I have read that the universe has no center, but also that the shape of the universe is a hypersphere, which—if I remember my topology correctly—has a center. So what is meant by a center-less universe?
Also, in structures througout the universe, some residual angular momentum seems to cause a disk shape preference over a spherical shape. Is there any reason to believe that the universe itself has angular momentum and thus exhibits a disk shape?
Q
Paradox 1: If someone in our future went back in time to change an event or thing, the change would not be in our known time but in the time that was to come after the change. So if I have three brothers and I am sitting with one and the other goes back in time and kills the one I am sitting with, wouldn’t he only be dead in the time in which he was killed and still be sitting next to me in our time?

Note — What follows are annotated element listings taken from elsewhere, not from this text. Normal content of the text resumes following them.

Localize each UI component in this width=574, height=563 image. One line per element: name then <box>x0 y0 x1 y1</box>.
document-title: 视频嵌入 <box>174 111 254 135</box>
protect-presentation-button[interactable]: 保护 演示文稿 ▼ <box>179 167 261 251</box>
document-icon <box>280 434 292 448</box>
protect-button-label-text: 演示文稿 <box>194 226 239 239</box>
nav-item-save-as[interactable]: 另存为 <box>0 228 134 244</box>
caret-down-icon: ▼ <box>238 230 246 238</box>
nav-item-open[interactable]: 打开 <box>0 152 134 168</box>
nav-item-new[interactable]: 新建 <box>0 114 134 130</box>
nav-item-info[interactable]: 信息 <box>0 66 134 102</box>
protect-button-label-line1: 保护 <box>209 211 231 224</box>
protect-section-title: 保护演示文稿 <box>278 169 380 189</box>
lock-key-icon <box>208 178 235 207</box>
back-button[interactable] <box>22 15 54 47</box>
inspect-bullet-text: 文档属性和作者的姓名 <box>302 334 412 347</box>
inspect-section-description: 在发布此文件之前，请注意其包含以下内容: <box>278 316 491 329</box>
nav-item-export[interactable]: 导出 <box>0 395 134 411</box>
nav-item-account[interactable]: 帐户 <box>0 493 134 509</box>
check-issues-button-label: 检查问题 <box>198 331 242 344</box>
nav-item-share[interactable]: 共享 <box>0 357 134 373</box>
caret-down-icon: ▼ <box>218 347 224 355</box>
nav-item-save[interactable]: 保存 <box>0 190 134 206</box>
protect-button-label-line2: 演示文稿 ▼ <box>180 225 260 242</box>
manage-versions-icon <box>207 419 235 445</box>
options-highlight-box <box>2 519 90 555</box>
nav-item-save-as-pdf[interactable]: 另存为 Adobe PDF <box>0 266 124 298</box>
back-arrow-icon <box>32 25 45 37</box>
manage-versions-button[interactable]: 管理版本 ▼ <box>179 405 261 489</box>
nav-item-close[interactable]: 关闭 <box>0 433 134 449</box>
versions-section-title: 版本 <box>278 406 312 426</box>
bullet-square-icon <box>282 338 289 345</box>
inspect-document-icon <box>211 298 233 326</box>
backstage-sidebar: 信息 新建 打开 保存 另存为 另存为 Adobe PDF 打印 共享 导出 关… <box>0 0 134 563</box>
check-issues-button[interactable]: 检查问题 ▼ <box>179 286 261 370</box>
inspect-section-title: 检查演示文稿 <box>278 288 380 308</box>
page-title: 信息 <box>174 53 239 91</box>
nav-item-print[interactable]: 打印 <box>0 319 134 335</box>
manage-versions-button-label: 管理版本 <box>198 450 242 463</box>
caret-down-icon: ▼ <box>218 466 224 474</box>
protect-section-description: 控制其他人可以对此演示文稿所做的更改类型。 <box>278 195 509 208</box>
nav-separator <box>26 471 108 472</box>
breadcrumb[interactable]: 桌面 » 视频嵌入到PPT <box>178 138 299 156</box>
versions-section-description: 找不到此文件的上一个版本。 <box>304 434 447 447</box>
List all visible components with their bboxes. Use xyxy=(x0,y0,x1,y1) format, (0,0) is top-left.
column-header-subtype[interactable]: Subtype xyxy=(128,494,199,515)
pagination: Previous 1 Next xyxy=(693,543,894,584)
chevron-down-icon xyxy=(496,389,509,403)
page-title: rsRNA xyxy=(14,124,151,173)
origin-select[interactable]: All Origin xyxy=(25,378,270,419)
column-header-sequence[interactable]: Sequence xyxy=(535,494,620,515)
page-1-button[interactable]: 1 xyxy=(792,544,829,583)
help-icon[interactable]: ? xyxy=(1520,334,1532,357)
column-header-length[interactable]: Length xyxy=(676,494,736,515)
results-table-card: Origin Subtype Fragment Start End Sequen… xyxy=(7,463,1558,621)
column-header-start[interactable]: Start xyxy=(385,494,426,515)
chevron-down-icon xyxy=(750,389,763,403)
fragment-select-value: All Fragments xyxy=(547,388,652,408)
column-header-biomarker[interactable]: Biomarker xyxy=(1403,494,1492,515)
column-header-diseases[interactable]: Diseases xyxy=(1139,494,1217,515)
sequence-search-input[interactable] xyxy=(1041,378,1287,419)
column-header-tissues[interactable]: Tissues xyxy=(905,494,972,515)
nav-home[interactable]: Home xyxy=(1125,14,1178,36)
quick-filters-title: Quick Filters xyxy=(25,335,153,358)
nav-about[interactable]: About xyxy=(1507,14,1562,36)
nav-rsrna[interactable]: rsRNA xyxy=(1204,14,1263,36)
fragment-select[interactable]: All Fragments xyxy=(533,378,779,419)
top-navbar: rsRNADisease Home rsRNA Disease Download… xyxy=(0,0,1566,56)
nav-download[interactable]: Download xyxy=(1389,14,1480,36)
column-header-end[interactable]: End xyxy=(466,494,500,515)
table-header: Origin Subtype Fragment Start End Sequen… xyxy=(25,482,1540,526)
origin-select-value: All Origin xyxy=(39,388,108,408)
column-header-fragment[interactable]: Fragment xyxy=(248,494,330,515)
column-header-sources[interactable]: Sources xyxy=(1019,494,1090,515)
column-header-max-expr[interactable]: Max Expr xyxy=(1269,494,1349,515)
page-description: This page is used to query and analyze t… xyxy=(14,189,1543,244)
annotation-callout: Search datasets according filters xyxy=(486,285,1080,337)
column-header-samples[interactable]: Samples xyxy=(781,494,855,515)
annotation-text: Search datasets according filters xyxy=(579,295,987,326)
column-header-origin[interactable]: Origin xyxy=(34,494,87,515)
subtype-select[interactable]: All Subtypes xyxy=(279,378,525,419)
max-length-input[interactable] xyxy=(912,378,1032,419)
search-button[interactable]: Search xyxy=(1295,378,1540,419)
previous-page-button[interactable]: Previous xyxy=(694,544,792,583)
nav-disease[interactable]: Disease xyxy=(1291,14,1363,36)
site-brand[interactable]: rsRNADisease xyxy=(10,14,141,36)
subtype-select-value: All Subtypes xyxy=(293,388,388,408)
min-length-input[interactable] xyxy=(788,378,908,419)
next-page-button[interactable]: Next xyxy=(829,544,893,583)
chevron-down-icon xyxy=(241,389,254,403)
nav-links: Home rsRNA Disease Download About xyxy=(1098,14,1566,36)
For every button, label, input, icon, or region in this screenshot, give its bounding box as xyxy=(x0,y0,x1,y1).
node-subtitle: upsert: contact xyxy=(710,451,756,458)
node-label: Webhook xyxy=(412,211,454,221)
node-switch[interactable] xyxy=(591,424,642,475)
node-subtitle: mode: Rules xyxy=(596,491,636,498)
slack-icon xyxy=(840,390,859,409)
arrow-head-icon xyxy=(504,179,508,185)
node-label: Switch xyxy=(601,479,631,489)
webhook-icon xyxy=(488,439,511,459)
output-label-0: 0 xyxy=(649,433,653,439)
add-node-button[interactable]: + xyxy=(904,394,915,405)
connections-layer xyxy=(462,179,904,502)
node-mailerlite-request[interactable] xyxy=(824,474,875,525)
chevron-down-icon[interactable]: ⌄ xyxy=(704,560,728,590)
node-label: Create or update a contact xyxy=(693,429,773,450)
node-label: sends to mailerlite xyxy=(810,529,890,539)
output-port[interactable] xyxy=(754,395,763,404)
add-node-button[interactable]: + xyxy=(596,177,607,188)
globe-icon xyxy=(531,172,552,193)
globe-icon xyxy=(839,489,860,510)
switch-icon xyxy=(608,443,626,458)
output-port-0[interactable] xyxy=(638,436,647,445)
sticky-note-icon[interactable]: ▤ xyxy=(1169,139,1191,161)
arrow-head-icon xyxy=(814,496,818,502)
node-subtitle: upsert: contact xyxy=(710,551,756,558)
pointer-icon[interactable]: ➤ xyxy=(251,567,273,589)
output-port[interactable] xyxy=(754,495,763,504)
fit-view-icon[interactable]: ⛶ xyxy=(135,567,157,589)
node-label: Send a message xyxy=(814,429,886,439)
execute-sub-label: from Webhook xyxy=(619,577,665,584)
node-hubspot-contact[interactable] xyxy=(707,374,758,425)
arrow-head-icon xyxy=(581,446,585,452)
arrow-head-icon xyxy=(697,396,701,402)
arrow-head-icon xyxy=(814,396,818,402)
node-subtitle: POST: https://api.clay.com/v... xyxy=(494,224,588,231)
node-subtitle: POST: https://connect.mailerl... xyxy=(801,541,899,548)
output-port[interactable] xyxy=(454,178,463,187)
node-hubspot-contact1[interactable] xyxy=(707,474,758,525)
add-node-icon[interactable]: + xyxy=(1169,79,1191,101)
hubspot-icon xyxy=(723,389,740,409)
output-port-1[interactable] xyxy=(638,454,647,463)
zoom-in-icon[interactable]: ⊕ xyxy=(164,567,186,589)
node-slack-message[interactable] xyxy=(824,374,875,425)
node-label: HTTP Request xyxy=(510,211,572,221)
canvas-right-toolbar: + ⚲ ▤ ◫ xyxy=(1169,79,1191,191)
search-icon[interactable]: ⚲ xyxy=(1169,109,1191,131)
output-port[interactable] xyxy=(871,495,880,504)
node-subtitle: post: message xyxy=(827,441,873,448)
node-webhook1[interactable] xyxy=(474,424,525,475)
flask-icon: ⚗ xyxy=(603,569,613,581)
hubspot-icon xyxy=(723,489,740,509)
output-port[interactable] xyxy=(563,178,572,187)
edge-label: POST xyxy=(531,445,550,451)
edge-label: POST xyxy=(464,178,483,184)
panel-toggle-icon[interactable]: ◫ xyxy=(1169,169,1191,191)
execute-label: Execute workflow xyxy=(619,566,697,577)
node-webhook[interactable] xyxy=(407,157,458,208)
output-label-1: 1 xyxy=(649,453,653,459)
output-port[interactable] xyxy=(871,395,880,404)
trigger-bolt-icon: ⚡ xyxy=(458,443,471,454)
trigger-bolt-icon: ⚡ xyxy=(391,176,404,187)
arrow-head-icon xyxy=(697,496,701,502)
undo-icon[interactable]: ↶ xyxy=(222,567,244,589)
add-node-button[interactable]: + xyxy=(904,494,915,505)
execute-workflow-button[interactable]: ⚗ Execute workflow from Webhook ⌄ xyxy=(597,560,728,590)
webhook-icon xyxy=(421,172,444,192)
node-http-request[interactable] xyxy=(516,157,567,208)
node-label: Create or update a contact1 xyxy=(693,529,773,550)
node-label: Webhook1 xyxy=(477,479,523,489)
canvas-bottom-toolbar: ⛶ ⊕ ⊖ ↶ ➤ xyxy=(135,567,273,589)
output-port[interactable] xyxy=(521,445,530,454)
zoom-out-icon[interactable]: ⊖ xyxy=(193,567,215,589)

Paradox 2: If I go back in time and meet myself at an earlier age, say at 15 years old (I am now 67), and I happen to select ahead of travelling there what day and hour it would be, and what was taking place at that time in the past, and I go back there to meet myself and talk to myself knowing full well that at that time a 67-year-old version of myself never showed up . . . then how could I think that I could actually be there since that moment never existed in the past? Once I did arrive there, then it wouldn’t be the “past” at all because I would be there saying things to myself and being in an environment where a 67-year-old version of myself had never been. I think that time is forever locked and the past (or the future for that matter) can never be reached because going there would alter what really took place, and then it would no longer be the actual “past.”
Q
Why, during the formation of a black hole, does the star have to be perfectly round? Has this been proven, or is it just a theory?
Q
What is hyperspace?
Q
According to Hubble’s Law, the galaxies are receding from one another. If that’s true, how can two galaxies collide with one another? (The Milky Way is supposed to collide with Andromeda Galaxy; and the Hubble Space Telescope recently took pictures of two galaxies colliding.)
Q
What would an antimatter universe be like?
Q
How do we know that galaxies with higher velocities are farther away? Isn’t it possible that a fast-moving galaxy could be closer to us than a slower moving galaxy?
Q
If Earth is over four billion years old, how is it possible that most of the radioactive elements are still here when many of them have half-lives of only thousands of years?